As luck would have it the start of the new term was going to be a baptism of fire. The opening game was away to what was expected to be the toughest team in the division, Old Ignatian. Worse still, we had to play them again on matchday six, without a recognised goalkeeper we lost the first match 2-1, then at home we lost 3-1. It sounds worse but actually we conceded the home game in the few minutes either side of half time. More worryingly, matchday three we lost to Old Minchendenians away having led 4-1 at halftime and with that score remaining with 25 minutes to go, only to eventually get nothing after losing 5-4. This was, to my mind at least, the lowest point in the season, if not the year. The weather conditions were dreadful that day, heavy rain got worse in the second half with storm force winds causing all sorts of mayhem.
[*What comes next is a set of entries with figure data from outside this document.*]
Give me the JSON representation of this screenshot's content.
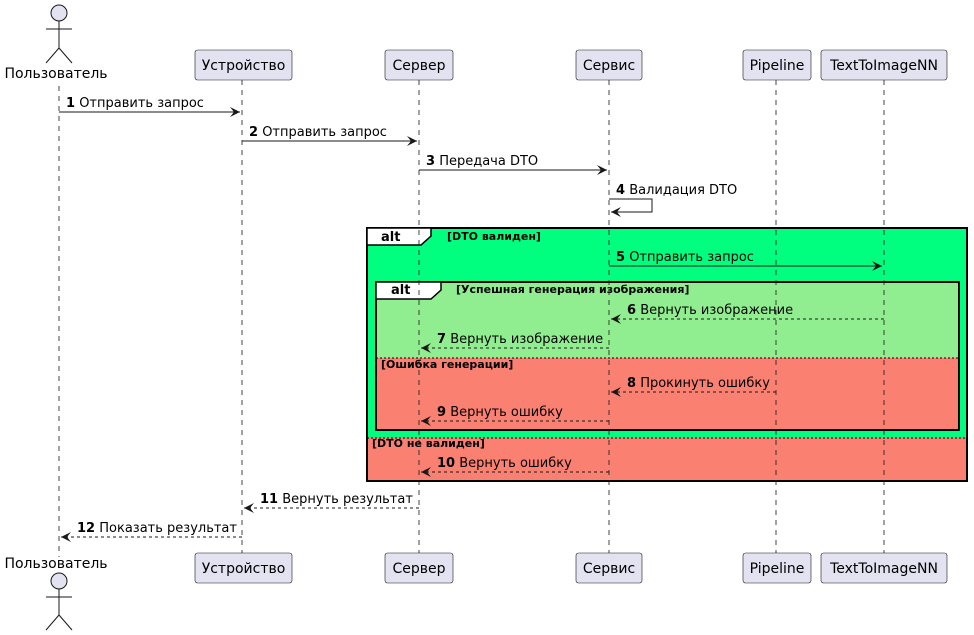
{
  "participants": [
    {
      "id": "user",
      "label": "Пользователь",
      "kind": "actor"
    },
    {
      "id": "device",
      "label": "Устройство",
      "kind": "participant"
    },
    {
      "id": "server",
      "label": "Сервер",
      "kind": "participant"
    },
    {
      "id": "service",
      "label": "Сервис",
      "kind": "participant"
    },
    {
      "id": "pipeline",
      "label": "Pipeline",
      "kind": "participant"
    },
    {
      "id": "nn",
      "label": "TextToImageNN",
      "kind": "participant"
    }
  ],
  "messages": [
    {
      "n": "1",
      "label": "Отправить запрос",
      "from": "user",
      "to": "device",
      "style": "solid"
    },
    {
      "n": "2",
      "label": "Отправить запрос",
      "from": "device",
      "to": "server",
      "style": "solid"
    },
    {
      "n": "3",
      "label": "Передача DTO",
      "from": "server",
      "to": "service",
      "style": "solid"
    },
    {
      "n": "4",
      "label": "Валидация DTO",
      "from": "service",
      "to": "service",
      "style": "solid"
    },
    {
      "n": "5",
      "label": "Отправить запрос",
      "from": "service",
      "to": "nn",
      "style": "solid"
    },
    {
      "n": "6",
      "label": "Вернуть изображение",
      "from": "nn",
      "to": "service",
      "style": "dashed"
    },
    {
      "n": "7",
      "label": "Вернуть изображение",
      "from": "service",
      "to": "server",
      "style": "dashed"
    },
    {
      "n": "8",
      "label": "Прокинуть ошибку",
      "from": "pipeline",
      "to": "service",
      "style": "dashed"
    },
    {
      "n": "9",
      "label": "Вернуть ошибку",
      "from": "service",
      "to": "server",
      "style": "dashed"
    },
    {
      "n": "10",
      "label": "Вернуть ошибку",
      "from": "service",
      "to": "server",
      "style": "dashed"
    },
    {
      "n": "11",
      "label": "Вернуть результат",
      "from": "server",
      "to": "device",
      "style": "dashed"
    },
    {
      "n": "12",
      "label": "Показать результат",
      "from": "device",
      "to": "user",
      "style": "dashed"
    }
  ],
  "fragments": {
    "outer": {
      "keyword": "alt",
      "guard": "[DTO валиден]",
      "else_guard": "[DTO не валиден]"
    },
    "inner": {
      "keyword": "alt",
      "guard": "[Успешная генерация изображения]",
      "else_guard": "[Ошибка генерации]"
    }
  },
  "colors": {
    "participant_fill": "#e2e2f0",
    "participant_border": "#181818",
    "lifeline": "#181818",
    "arrow": "#181818",
    "outer_alt_fill": "#00ff7f",
    "inner_alt_fill": "#90ee90",
    "error_fill": "#fa8072"
  }
}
In brighter news we have won three and drawn two of the other league games scoring plenty of goals and had a good run in the AFA Cup which sadly came to an end against the Civil Service FC only a couple of weeks ago. They beat us fair and square on the day and, as the oldest remaining amateur football club in the land, we wish them well in the competition. I suspect some will be surprised that my high point of the season (so far) will be the battling 2-2 draw away at Enfield Old Grammarians. It is not so much about them being the likely second best club in the division but the manner in which we turned what looked like a loss after conceding a late goal into a draw that felt like a win as we stuck to our guns and kept plugging away to earn the draw, with Ryan Allison's excellent headed equaliser in stoppage time. Indeed we nearly rescued a win, and on another day it might well have been so.

It only remains for me to wish everyone associated with the club and all of it's teams a happy and prosperous festive season and new year. COYP!